“Dreams of Revolt, The Revolt of Nature”: World-Literature, Revolution, and Ecology with Sharae Deckard

We were honoured and delighted to have ground-breaking critical thinker and expert in the field of World Literature, Dr Sharae Deckard as guest speaker at our penultimate event of what has been a most enriching year. Sharae’s visit to the Postcolonial and World Literatures & Cultures Reading Group was a highlight for the group as well as many PGRs working across the humanities at the University of Leeds and beyond.

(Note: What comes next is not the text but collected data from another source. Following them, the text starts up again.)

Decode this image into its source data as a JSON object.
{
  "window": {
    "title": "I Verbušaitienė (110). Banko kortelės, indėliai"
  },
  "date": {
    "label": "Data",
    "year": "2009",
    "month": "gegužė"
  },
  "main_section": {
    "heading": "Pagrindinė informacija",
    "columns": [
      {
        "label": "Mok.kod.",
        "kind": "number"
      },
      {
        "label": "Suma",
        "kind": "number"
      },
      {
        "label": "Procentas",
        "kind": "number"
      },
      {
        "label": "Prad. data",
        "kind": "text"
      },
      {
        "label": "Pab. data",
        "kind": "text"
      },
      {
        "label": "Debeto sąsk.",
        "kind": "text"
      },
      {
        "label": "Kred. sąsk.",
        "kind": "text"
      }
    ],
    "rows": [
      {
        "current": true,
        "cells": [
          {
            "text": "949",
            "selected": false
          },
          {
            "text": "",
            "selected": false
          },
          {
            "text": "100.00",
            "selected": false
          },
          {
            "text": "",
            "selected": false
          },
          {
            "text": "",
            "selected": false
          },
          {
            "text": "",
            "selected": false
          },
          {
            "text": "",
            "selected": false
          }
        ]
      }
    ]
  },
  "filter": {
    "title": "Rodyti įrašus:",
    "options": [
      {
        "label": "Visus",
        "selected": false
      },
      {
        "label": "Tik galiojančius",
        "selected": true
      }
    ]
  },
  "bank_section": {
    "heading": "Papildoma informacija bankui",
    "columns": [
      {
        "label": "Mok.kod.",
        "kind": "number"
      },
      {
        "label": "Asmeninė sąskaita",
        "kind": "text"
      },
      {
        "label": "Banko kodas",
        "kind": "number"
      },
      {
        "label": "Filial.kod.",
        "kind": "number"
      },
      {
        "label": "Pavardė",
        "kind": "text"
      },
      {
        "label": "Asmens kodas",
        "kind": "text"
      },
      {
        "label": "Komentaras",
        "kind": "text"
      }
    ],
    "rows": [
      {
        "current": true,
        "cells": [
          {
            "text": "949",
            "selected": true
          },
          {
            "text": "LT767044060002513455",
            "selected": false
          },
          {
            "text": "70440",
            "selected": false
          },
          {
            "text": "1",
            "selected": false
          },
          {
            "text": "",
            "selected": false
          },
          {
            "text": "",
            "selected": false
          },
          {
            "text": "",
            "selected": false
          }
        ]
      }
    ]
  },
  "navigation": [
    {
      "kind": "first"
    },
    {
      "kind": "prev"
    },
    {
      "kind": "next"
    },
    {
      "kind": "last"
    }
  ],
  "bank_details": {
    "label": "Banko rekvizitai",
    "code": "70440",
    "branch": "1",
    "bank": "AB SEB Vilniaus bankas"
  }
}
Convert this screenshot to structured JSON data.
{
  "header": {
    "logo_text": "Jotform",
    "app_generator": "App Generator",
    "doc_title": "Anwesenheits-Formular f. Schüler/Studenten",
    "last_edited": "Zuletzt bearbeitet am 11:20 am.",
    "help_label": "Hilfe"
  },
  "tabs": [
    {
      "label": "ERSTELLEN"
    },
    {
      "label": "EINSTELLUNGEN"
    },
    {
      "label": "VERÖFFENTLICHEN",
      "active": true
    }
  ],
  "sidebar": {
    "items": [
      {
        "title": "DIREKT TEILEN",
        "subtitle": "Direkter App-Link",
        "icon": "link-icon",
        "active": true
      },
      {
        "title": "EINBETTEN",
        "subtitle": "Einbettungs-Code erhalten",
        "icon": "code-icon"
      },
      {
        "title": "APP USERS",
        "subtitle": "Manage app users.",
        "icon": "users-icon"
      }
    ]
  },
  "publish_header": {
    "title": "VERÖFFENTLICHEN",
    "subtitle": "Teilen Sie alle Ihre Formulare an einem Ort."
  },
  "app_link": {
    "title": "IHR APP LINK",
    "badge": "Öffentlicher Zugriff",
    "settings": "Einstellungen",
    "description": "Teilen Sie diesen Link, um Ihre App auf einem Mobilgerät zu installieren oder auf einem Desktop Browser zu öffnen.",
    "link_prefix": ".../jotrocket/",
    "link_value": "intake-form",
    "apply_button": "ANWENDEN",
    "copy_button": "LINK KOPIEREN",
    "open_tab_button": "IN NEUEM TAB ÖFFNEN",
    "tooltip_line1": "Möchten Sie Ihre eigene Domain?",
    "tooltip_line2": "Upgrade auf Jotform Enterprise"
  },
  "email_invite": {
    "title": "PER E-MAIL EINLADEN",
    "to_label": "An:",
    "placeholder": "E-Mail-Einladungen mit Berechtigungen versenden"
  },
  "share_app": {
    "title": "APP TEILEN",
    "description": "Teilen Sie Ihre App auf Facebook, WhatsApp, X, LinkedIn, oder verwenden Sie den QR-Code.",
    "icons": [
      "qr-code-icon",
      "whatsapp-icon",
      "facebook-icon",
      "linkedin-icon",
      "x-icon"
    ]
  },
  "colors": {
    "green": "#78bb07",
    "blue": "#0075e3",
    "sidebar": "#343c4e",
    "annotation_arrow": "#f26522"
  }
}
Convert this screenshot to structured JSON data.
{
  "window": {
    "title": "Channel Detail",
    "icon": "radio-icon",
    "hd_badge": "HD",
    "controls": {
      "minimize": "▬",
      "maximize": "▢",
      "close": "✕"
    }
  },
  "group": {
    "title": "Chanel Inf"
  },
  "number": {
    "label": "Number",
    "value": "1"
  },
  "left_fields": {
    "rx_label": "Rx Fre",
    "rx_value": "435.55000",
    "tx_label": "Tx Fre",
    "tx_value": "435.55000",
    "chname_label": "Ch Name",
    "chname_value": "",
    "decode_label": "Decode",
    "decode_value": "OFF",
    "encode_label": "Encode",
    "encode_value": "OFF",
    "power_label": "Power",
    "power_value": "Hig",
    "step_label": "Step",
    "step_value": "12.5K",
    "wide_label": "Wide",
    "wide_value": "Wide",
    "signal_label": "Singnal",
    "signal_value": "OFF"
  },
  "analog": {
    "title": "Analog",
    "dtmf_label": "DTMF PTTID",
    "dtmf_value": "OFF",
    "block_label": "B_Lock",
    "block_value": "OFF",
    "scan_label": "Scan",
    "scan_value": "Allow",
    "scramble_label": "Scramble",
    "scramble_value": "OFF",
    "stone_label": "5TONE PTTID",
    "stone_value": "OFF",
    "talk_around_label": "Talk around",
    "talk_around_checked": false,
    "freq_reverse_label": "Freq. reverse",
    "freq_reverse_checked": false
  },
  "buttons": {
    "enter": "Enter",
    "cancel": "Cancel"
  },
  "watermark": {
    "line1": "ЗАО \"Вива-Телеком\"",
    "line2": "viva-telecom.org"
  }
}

In ““Dreams of Revolt, The Revolt of Nature”: World-Literature, Revolution, and Ecology,” Sharae explored the capacity of contemporary world literature to figure revolution, both historical and imagined. By looking at ‘storm texts’ for their representation of the limits of commodification of non-human nature, the paper considered literature’s relation to periodicity, whilst also raising questions of genre and the aesthetic mediation of revolution.

In the workshop that followed, we looked at Sharae’s chapter in the upcoming collection Capitalism’s Ecologies: Culture, Power and Crisis in the Twenty-First Century, “Mapping Planetary Nature: Conjectures on World-Ecological Fiction”. This most crucial material provided a critical platform for us to engage in lively discussion and debate as we considered together the commodification of literature and the proliferation of ‘airport novels’, issues of circulation and marketization, and the relation between radical politics, sci-fi, and popular novels.

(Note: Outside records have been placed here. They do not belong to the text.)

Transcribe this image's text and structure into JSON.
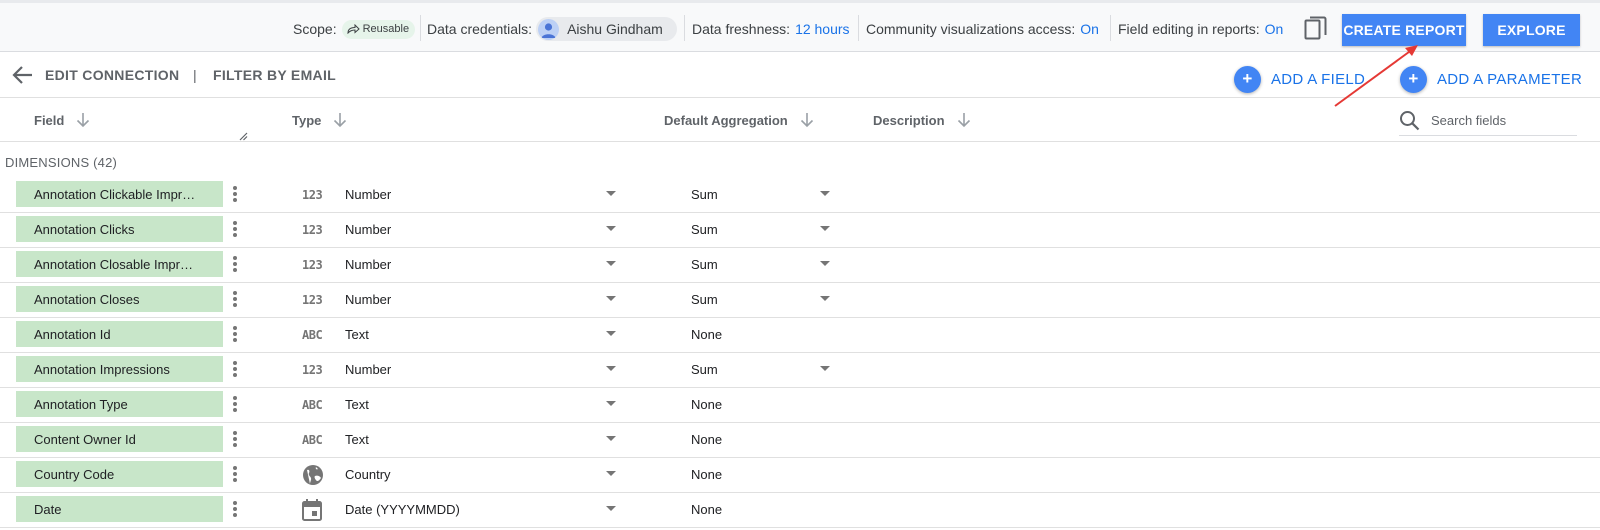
{
  "topbar": {
    "scope_label": "Scope:",
    "scope_badge": "Reusable",
    "credentials_label": "Data credentials:",
    "credentials_user": "Aishu Gindham",
    "freshness_label": "Data freshness:",
    "freshness_value": "12 hours",
    "community_label": "Community visualizations access:",
    "community_value": "On",
    "field_editing_label": "Field editing in reports:",
    "field_editing_value": "On",
    "create_report": "CREATE REPORT",
    "explore": "EXPLORE"
  },
  "subbar": {
    "edit_connection": "EDIT CONNECTION",
    "separator": "|",
    "filter_by_email": "FILTER BY EMAIL",
    "add_field": "ADD A FIELD",
    "add_parameter": "ADD A PARAMETER"
  },
  "columns": {
    "field": "Field",
    "type": "Type",
    "default_aggregation": "Default Aggregation",
    "description": "Description"
  },
  "search": {
    "placeholder": "Search fields"
  },
  "section_label": "DIMENSIONS (42)",
  "rows": [
    {
      "field": "Annotation Clickable Impr…",
      "type_icon": "123",
      "type": "Number",
      "aggregation": "Sum",
      "agg_dropdown": true
    },
    {
      "field": "Annotation Clicks",
      "type_icon": "123",
      "type": "Number",
      "aggregation": "Sum",
      "agg_dropdown": true
    },
    {
      "field": "Annotation Closable Impr…",
      "type_icon": "123",
      "type": "Number",
      "aggregation": "Sum",
      "agg_dropdown": true
    },
    {
      "field": "Annotation Closes",
      "type_icon": "123",
      "type": "Number",
      "aggregation": "Sum",
      "agg_dropdown": true
    },
    {
      "field": "Annotation Id",
      "type_icon": "ABC",
      "type": "Text",
      "aggregation": "None",
      "agg_dropdown": false
    },
    {
      "field": "Annotation Impressions",
      "type_icon": "123",
      "type": "Number",
      "aggregation": "Sum",
      "agg_dropdown": true
    },
    {
      "field": "Annotation Type",
      "type_icon": "ABC",
      "type": "Text",
      "aggregation": "None",
      "agg_dropdown": false
    },
    {
      "field": "Content Owner Id",
      "type_icon": "ABC",
      "type": "Text",
      "aggregation": "None",
      "agg_dropdown": false
    },
    {
      "field": "Country Code",
      "type_icon": "globe",
      "type": "Country",
      "aggregation": "None",
      "agg_dropdown": false
    },
    {
      "field": "Date",
      "type_icon": "calendar",
      "type": "Date (YYYYMMDD)",
      "aggregation": "None",
      "agg_dropdown": false
    }
  ],
  "colors": {
    "accent": "#4285f4",
    "link": "#1a73e8",
    "field_chip": "#c8e6c9",
    "annotation_arrow": "#e53935"
  }
}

We explored pressing questions regarding the extent of the correspondence between world-literature and the world-economy, as well as the capaciousness of the category of the ‘extra-human’ (including ‘free gifts’, meteorological events, microbes and the issue of social reproduction). Sharae’s expansive paper prompted many insights from the group which led us to a discussion surrounding ideas of the human and legal personhood (as extended to corporations, and latterly to non-human animals and rivers) as it complicates the category of the ‘extra-human’.

Sharae’s critical interventions into the contemporary global challenges that face our society are pivotal to understanding the ways in which issues such as financialisation, globalisation, and economic crises transform our environments, and the ways that we both make our environments, and are made by them.

We would like to extend our sincerest gratitude to Sharae for sharing her time, knowledge and expertise with us.